Murder Case Tries ‘Caffeine Insanity’ Defense That Worked in Car Accident
A Kentucky man accused of strangling his wife is poised to claim excessive caffeine from sodas, energy drinks and diet pills left him so mentally unstable he couldn’t have knowingly killed her, his lawyer has notified a court.
The trial of Woody Will Smith, 33, was scheduled to open this week on a murder charge in the May 2009 death of Amanda Hornsby-Smith, 28.
Defense attorney Shannon Sexton filed notice with the Newport court of plans to argue his client ingested so much caffeine in the days leading up to the killing that it rendered him temporarily insane — unable even to form the intent of committing a crime.
A legal strategy invoking caffeine intoxication is unusual but has succeeded at least once before, in a case involving a man cleared in 2009 of charges of running down and injuring two people with a car in Washington state.
Dr. Roland Griffiths, a professor of behavioral biology at Johns Hopkins University, has noted in an unrelated study that there is a diagnosis for “caffeine intoxication,” which includes nervousness, excitement, insomnia and possibly rambling speech.
Prosecutors, meanwhile, said their own expert may testify there was no evidence Smith had consumed diet pills or energy drinks as he claimed before his wife died.

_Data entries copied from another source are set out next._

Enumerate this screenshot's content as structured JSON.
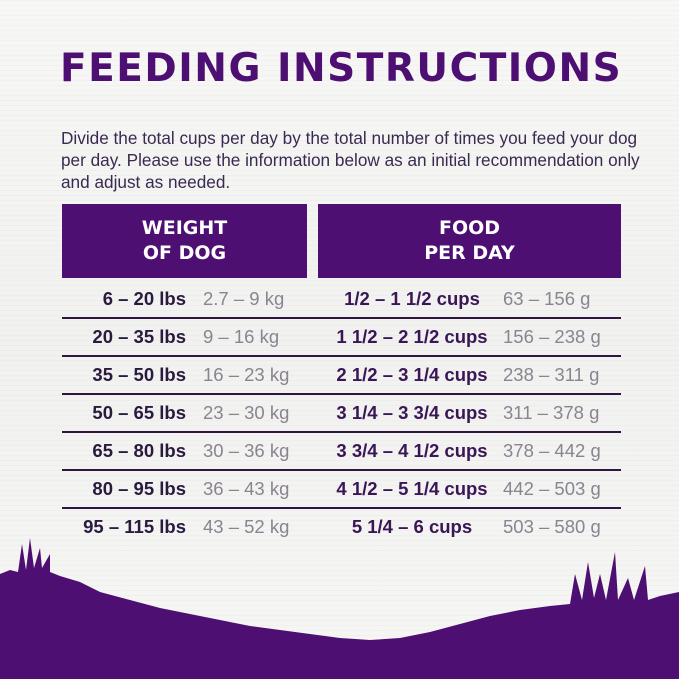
{
  "title": "FEEDING INSTRUCTIONS",
  "intro": "Divide the total cups per day by the total number of times you feed your dog per day. Please use the information below as an initial recommendation only and adjust as needed.",
  "table": {
    "headers": [
      {
        "line1": "WEIGHT",
        "line2": "OF DOG"
      },
      {
        "line1": "FOOD",
        "line2": "PER DAY"
      }
    ],
    "rows": [
      {
        "lbs": "6 – 20 lbs",
        "kg": "2.7 – 9 kg",
        "cups": "1/2 – 1 1/2 cups",
        "grams": "63 – 156 g"
      },
      {
        "lbs": "20 – 35 lbs",
        "kg": "9 – 16 kg",
        "cups": "1 1/2 – 2 1/2 cups",
        "grams": "156 – 238 g"
      },
      {
        "lbs": "35 – 50 lbs",
        "kg": "16 – 23 kg",
        "cups": "2 1/2 – 3 1/4 cups",
        "grams": "238 – 311 g"
      },
      {
        "lbs": "50 – 65 lbs",
        "kg": "23 – 30 kg",
        "cups": "3 1/4 – 3 3/4 cups",
        "grams": "311 – 378 g"
      },
      {
        "lbs": "65 – 80 lbs",
        "kg": "30 – 36 kg",
        "cups": "3 3/4 – 4 1/2 cups",
        "grams": "378 – 442 g"
      },
      {
        "lbs": "80 – 95 lbs",
        "kg": "36 – 43 kg",
        "cups": "4 1/2 – 5 1/4 cups",
        "grams": "442 – 503 g"
      },
      {
        "lbs": "95 – 115 lbs",
        "kg": "43 – 52 kg",
        "cups": "5 1/4 – 6 cups",
        "grams": "503 – 580 g"
      }
    ]
  },
  "colors": {
    "brand_purple": "#4e0f72",
    "text_dark": "#2a1a3e",
    "text_muted": "#8a8490"
  },
  "decoration": "grass-silhouette"
}
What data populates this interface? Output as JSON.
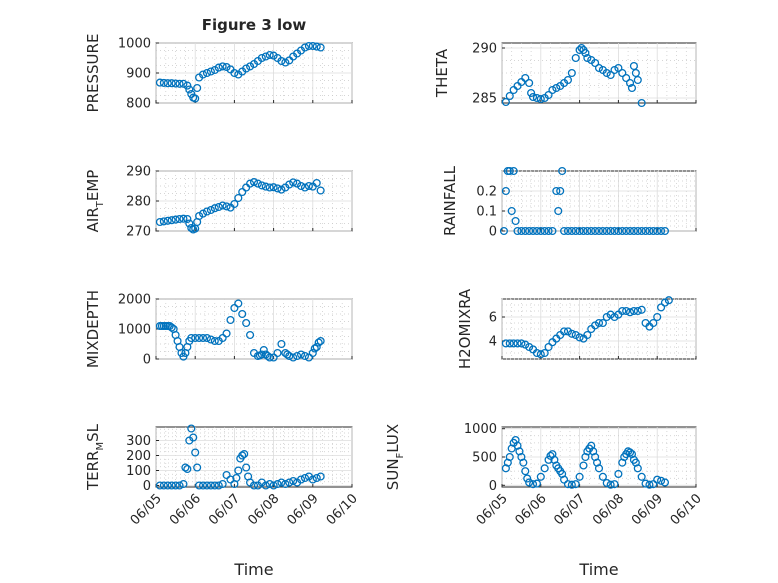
{
  "figure": {
    "title": "Figure 3 low",
    "xlabel": "Time",
    "x_tick_labels": [
      "06/05",
      "06/06",
      "06/07",
      "06/08",
      "06/09",
      "06/10"
    ]
  },
  "chart_data": [
    {
      "type": "scatter",
      "ylabel": "PRESSURE",
      "ylim": [
        800,
        1000
      ],
      "yticks": [
        800,
        900,
        1000
      ],
      "ytick_labels": [
        "800",
        "900",
        "1000"
      ],
      "xlim": [
        5.0,
        10.0
      ],
      "marker_color": "#0072bd",
      "grid": "on (major + minor)",
      "x": [
        5.1,
        5.2,
        5.3,
        5.4,
        5.5,
        5.6,
        5.7,
        5.8,
        5.85,
        5.9,
        5.95,
        6.0,
        6.05,
        6.1,
        6.2,
        6.3,
        6.4,
        6.5,
        6.6,
        6.7,
        6.8,
        6.9,
        7.0,
        7.1,
        7.2,
        7.3,
        7.4,
        7.5,
        7.6,
        7.7,
        7.8,
        7.9,
        8.0,
        8.1,
        8.2,
        8.3,
        8.4,
        8.5,
        8.6,
        8.7,
        8.8,
        8.9,
        9.0,
        9.1,
        9.2
      ],
      "y": [
        868,
        867,
        866,
        866,
        865,
        864,
        864,
        858,
        845,
        830,
        818,
        815,
        850,
        885,
        895,
        900,
        905,
        910,
        918,
        922,
        920,
        912,
        900,
        895,
        905,
        915,
        922,
        930,
        940,
        950,
        955,
        960,
        958,
        950,
        940,
        935,
        942,
        955,
        965,
        975,
        985,
        990,
        990,
        988,
        985
      ]
    },
    {
      "type": "scatter",
      "ylabel": "THETA",
      "ylim": [
        284.5,
        290.5
      ],
      "yticks": [
        285,
        290
      ],
      "ytick_labels": [
        "285",
        "290"
      ],
      "xlim": [
        5.0,
        10.0
      ],
      "marker_color": "#0072bd",
      "grid": "on (major + minor)",
      "x": [
        5.1,
        5.2,
        5.3,
        5.4,
        5.5,
        5.6,
        5.7,
        5.75,
        5.8,
        5.9,
        6.0,
        6.1,
        6.2,
        6.3,
        6.4,
        6.5,
        6.6,
        6.7,
        6.8,
        6.9,
        7.0,
        7.05,
        7.1,
        7.15,
        7.2,
        7.3,
        7.4,
        7.5,
        7.6,
        7.7,
        7.8,
        7.9,
        8.0,
        8.1,
        8.2,
        8.3,
        8.35,
        8.4,
        8.45,
        8.5,
        8.6
      ],
      "y": [
        284.6,
        285.2,
        285.8,
        286.2,
        286.6,
        287.0,
        286.5,
        285.5,
        285.1,
        285.0,
        284.9,
        285.0,
        285.3,
        285.8,
        286.0,
        286.2,
        286.5,
        286.8,
        287.5,
        289.0,
        289.8,
        290.0,
        289.8,
        289.5,
        289.0,
        288.8,
        288.5,
        288.0,
        287.8,
        287.5,
        287.3,
        287.8,
        288.0,
        287.5,
        287.0,
        286.5,
        286.0,
        288.2,
        287.5,
        286.8,
        284.5
      ]
    },
    {
      "type": "scatter",
      "ylabel": "AIR_TEMP",
      "ylim": [
        270,
        290
      ],
      "yticks": [
        270,
        280,
        290
      ],
      "ytick_labels": [
        "270",
        "280",
        "290"
      ],
      "xlim": [
        5.0,
        10.0
      ],
      "marker_color": "#0072bd",
      "grid": "on (major + minor)",
      "x": [
        5.1,
        5.2,
        5.3,
        5.4,
        5.5,
        5.6,
        5.7,
        5.8,
        5.85,
        5.9,
        5.95,
        6.0,
        6.05,
        6.1,
        6.2,
        6.3,
        6.4,
        6.5,
        6.6,
        6.7,
        6.8,
        6.9,
        7.0,
        7.1,
        7.2,
        7.3,
        7.4,
        7.5,
        7.6,
        7.7,
        7.8,
        7.9,
        8.0,
        8.1,
        8.2,
        8.3,
        8.4,
        8.5,
        8.6,
        8.7,
        8.8,
        8.9,
        9.0,
        9.1,
        9.2
      ],
      "y": [
        273.0,
        273.2,
        273.4,
        273.6,
        273.8,
        274.0,
        274.1,
        274.0,
        272.5,
        271.0,
        270.5,
        270.8,
        273.0,
        275.0,
        275.8,
        276.5,
        277.0,
        277.6,
        278.0,
        278.5,
        278.2,
        277.8,
        279.0,
        281.0,
        283.0,
        284.5,
        285.8,
        286.3,
        285.8,
        285.2,
        284.8,
        284.5,
        284.6,
        284.2,
        283.8,
        284.5,
        285.5,
        286.2,
        285.8,
        285.0,
        284.5,
        285.0,
        284.8,
        286.0,
        283.5
      ]
    },
    {
      "type": "scatter",
      "ylabel": "RAINFALL",
      "ylim": [
        0,
        0.3
      ],
      "yticks": [
        0,
        0.1,
        0.2
      ],
      "ytick_labels": [
        "0",
        "0.1",
        "0.2"
      ],
      "xlim": [
        5.0,
        10.0
      ],
      "marker_color": "#0072bd",
      "grid": "on (major + minor)",
      "x": [
        5.05,
        5.1,
        5.15,
        5.2,
        5.25,
        5.3,
        5.35,
        5.4,
        5.5,
        5.6,
        5.7,
        5.8,
        5.9,
        6.0,
        6.1,
        6.2,
        6.3,
        6.4,
        6.45,
        6.5,
        6.55,
        6.6,
        6.7,
        6.8,
        6.9,
        7.0,
        7.1,
        7.2,
        7.3,
        7.4,
        7.5,
        7.6,
        7.7,
        7.8,
        7.9,
        8.0,
        8.1,
        8.2,
        8.3,
        8.4,
        8.5,
        8.6,
        8.7,
        8.8,
        8.9,
        9.0,
        9.1,
        9.2
      ],
      "y": [
        0,
        0.2,
        0.3,
        0.3,
        0.1,
        0.3,
        0.05,
        0,
        0,
        0,
        0,
        0,
        0,
        0,
        0,
        0,
        0,
        0.2,
        0.1,
        0.2,
        0.3,
        0,
        0,
        0,
        0,
        0,
        0,
        0,
        0,
        0,
        0,
        0,
        0,
        0,
        0,
        0,
        0,
        0,
        0,
        0,
        0,
        0,
        0,
        0,
        0,
        0,
        0,
        0
      ]
    },
    {
      "type": "scatter",
      "ylabel": "MIXDEPTH",
      "ylim": [
        0,
        2000
      ],
      "yticks": [
        0,
        1000,
        2000
      ],
      "ytick_labels": [
        "0",
        "1000",
        "2000"
      ],
      "xlim": [
        5.0,
        10.0
      ],
      "marker_color": "#0072bd",
      "grid": "on (major + minor)",
      "x": [
        5.1,
        5.15,
        5.2,
        5.25,
        5.3,
        5.35,
        5.4,
        5.45,
        5.5,
        5.55,
        5.6,
        5.65,
        5.7,
        5.75,
        5.8,
        5.85,
        5.9,
        6.0,
        6.1,
        6.2,
        6.3,
        6.4,
        6.5,
        6.6,
        6.7,
        6.8,
        6.9,
        7.0,
        7.1,
        7.2,
        7.3,
        7.4,
        7.5,
        7.6,
        7.65,
        7.7,
        7.75,
        7.8,
        7.85,
        7.9,
        8.0,
        8.1,
        8.2,
        8.3,
        8.35,
        8.4,
        8.5,
        8.6,
        8.7,
        8.8,
        8.9,
        9.0,
        9.05,
        9.1,
        9.15,
        9.2
      ],
      "y": [
        1100,
        1100,
        1100,
        1100,
        1100,
        1100,
        1050,
        1000,
        800,
        600,
        400,
        200,
        80,
        200,
        400,
        600,
        700,
        700,
        700,
        700,
        700,
        650,
        600,
        600,
        700,
        850,
        1300,
        1700,
        1850,
        1500,
        1200,
        800,
        200,
        100,
        120,
        150,
        300,
        150,
        100,
        50,
        50,
        200,
        500,
        200,
        150,
        100,
        50,
        100,
        150,
        100,
        50,
        200,
        350,
        400,
        550,
        600
      ]
    },
    {
      "type": "scatter",
      "ylabel": "H2OMIXRA",
      "ylim": [
        2.5,
        7.5
      ],
      "yticks": [
        4,
        6
      ],
      "ytick_labels": [
        "4",
        "6"
      ],
      "xlim": [
        5.0,
        10.0
      ],
      "marker_color": "#0072bd",
      "grid": "on (major + minor)",
      "x": [
        5.1,
        5.2,
        5.3,
        5.4,
        5.5,
        5.6,
        5.7,
        5.8,
        5.9,
        6.0,
        6.1,
        6.2,
        6.3,
        6.4,
        6.5,
        6.6,
        6.7,
        6.8,
        6.9,
        7.0,
        7.1,
        7.2,
        7.3,
        7.4,
        7.5,
        7.6,
        7.7,
        7.8,
        7.9,
        8.0,
        8.1,
        8.2,
        8.3,
        8.4,
        8.5,
        8.6,
        8.7,
        8.8,
        8.9,
        9.0,
        9.1,
        9.2,
        9.3
      ],
      "y": [
        3.8,
        3.8,
        3.8,
        3.8,
        3.8,
        3.7,
        3.5,
        3.3,
        3.0,
        2.9,
        3.0,
        3.5,
        3.9,
        4.2,
        4.5,
        4.8,
        4.8,
        4.6,
        4.5,
        4.3,
        4.2,
        4.5,
        5.0,
        5.3,
        5.5,
        5.5,
        6.0,
        6.2,
        6.0,
        6.2,
        6.5,
        6.5,
        6.4,
        6.5,
        6.5,
        6.6,
        5.5,
        5.2,
        5.5,
        6.0,
        6.8,
        7.2,
        7.4
      ]
    },
    {
      "type": "scatter",
      "ylabel": "TERR_MSL",
      "ylim": [
        -10,
        390
      ],
      "yticks": [
        0,
        100,
        200,
        300
      ],
      "ytick_labels": [
        "0",
        "100",
        "200",
        "300"
      ],
      "xlim": [
        5.0,
        10.0
      ],
      "marker_color": "#0072bd",
      "grid": "on (major + minor)",
      "x": [
        5.1,
        5.2,
        5.3,
        5.4,
        5.5,
        5.6,
        5.7,
        5.75,
        5.8,
        5.85,
        5.9,
        5.95,
        6.0,
        6.05,
        6.1,
        6.2,
        6.3,
        6.4,
        6.5,
        6.6,
        6.7,
        6.8,
        6.9,
        7.0,
        7.05,
        7.1,
        7.15,
        7.2,
        7.25,
        7.3,
        7.35,
        7.4,
        7.5,
        7.6,
        7.7,
        7.8,
        7.9,
        8.0,
        8.1,
        8.2,
        8.3,
        8.4,
        8.5,
        8.6,
        8.7,
        8.8,
        8.9,
        9.0,
        9.1,
        9.2
      ],
      "y": [
        0,
        0,
        0,
        0,
        0,
        0,
        10,
        120,
        110,
        300,
        380,
        320,
        220,
        120,
        0,
        0,
        0,
        0,
        0,
        0,
        10,
        70,
        40,
        10,
        50,
        100,
        180,
        200,
        210,
        120,
        60,
        20,
        0,
        0,
        20,
        0,
        10,
        0,
        10,
        20,
        10,
        20,
        30,
        20,
        40,
        50,
        60,
        40,
        50,
        60
      ]
    },
    {
      "type": "scatter",
      "ylabel": "SUN_FLUX",
      "ylim": [
        -30,
        1030
      ],
      "yticks": [
        0,
        500,
        1000
      ],
      "ytick_labels": [
        "0",
        "500",
        "1000"
      ],
      "xlim": [
        5.0,
        10.0
      ],
      "marker_color": "#0072bd",
      "grid": "on (major + minor)",
      "x": [
        5.1,
        5.15,
        5.2,
        5.25,
        5.3,
        5.35,
        5.4,
        5.45,
        5.5,
        5.55,
        5.6,
        5.65,
        5.7,
        5.8,
        5.9,
        6.0,
        6.1,
        6.2,
        6.25,
        6.3,
        6.35,
        6.4,
        6.45,
        6.5,
        6.55,
        6.6,
        6.7,
        6.8,
        6.9,
        7.0,
        7.1,
        7.15,
        7.2,
        7.25,
        7.3,
        7.35,
        7.4,
        7.45,
        7.5,
        7.6,
        7.7,
        7.8,
        7.9,
        8.0,
        8.1,
        8.15,
        8.2,
        8.25,
        8.3,
        8.35,
        8.4,
        8.45,
        8.5,
        8.6,
        8.7,
        8.8,
        8.9,
        9.0,
        9.1,
        9.2
      ],
      "y": [
        300,
        400,
        500,
        650,
        750,
        800,
        700,
        600,
        500,
        400,
        250,
        120,
        50,
        20,
        30,
        150,
        300,
        450,
        520,
        550,
        450,
        350,
        300,
        250,
        200,
        100,
        20,
        10,
        20,
        150,
        350,
        500,
        600,
        650,
        700,
        600,
        500,
        400,
        300,
        150,
        40,
        10,
        20,
        200,
        400,
        500,
        550,
        600,
        580,
        550,
        450,
        400,
        300,
        150,
        30,
        10,
        20,
        100,
        80,
        50
      ]
    }
  ]
}
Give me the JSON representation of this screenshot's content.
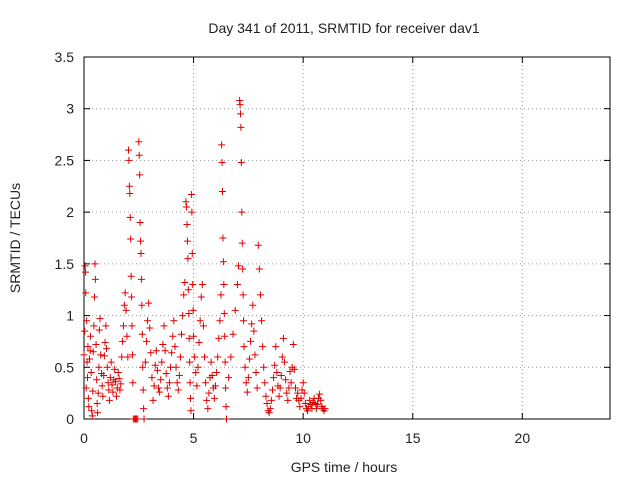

Prosecutor Michelle Snodgrass said Smith tested negative for amphetamine-type substances shortly after the killing.
Police say Smith used an extension cord to strangle his wife on May 4, 2009, then used the same cord to bind her feet together. Smith then used another cord to tie his wife’s hands.
If convicted of murder, Smith could be sentenced to life in prison.
Smith told Dr. Robert Noelker, a psychologist from Williamstown hired by the defendant, that he remembers taking his children to school that morning.
But Smith remembers little else about the ensuing hours.
In the weeks preceding May 4, 2009, Woody Smith told Noelker, he hadn’t been sleeping, in part out of fear his wife would take their two children and leave him.
“The next several hours of Mr. Smith’s life, were described to me as if he were in a daze,” Noelker wrote in a report.
After sleeping intermittently, Smith had nap with one child he picked up from school at midday at a school near their home in Dayton, Ky., across the Ohio River from Cincinnati. After picking up the second child later that day, Smith said he went to his mother and stepfather’s house.
He described feeling “out of control,” weeping to the point of being unable to communicate. Smith eventually confided in his stepfather, Noelker wrote, “I think my wife is dead.”
Reports and case records say during that time, he was drinking five or six soft drinks and energy drinks a day, along with taking diet pills; it all added up to more than 400 milligrams of caffeine a day.
The Diagnostic and Statistical Manual of Mental Disorders — published by the American Psychiatric Association showing standard criteria for the classification of mental disorders — defines overdose as more than 300 mg. That’s about three cups of coffee.
Noelker said he determined Smith was open to “brief psychosis” brought on by sleep deprivation, which was caused by the heavy ingestion of diet pills and caffeine in the weeks leading up to his wife’s death.
“It is my opinion that this disorder was the direct result of psychosis due to severe insomnia,” Noelker wrote in a report filed in Smith’s case. Noelker is expected to be called as a defense witness.
The defense strategy recalls the case of Daniel Noble, a budget analyst at the University of Idaho Foundation who awoke Dec. 7, 2009, after a restless night and multiple weeks of working long hours on the foundation’s budget.
Attorney Mark Moorer of Moscow, Idaho, won a dismissal of charges against the 31-year-old analyst, who had been accused by authorities of running down and injuring two pedestrians with a car in Pullman, Wash. Each man survived with a broken leg.
Moorer said Noble awoke in pajamas and slippers in near-freezing weather, went to a Starbucks and downed two large coffees before driving eight miles to Pullman where the pedestrians were hit.
Medical tests in the Noble case resulted in a diagnosis of a rare form of bipolar disorder — triggered by heavy consumption of caffeine, Moorer said.
That evidence went before a judge, who dismissed the charges after concluding Noble was unable to form the mental intent to commit a crime.
“We referred to it as a temporary insanity defense,” Moorer said. “If you sat down and talked with him now, you’d think he’s as normal as you and I.”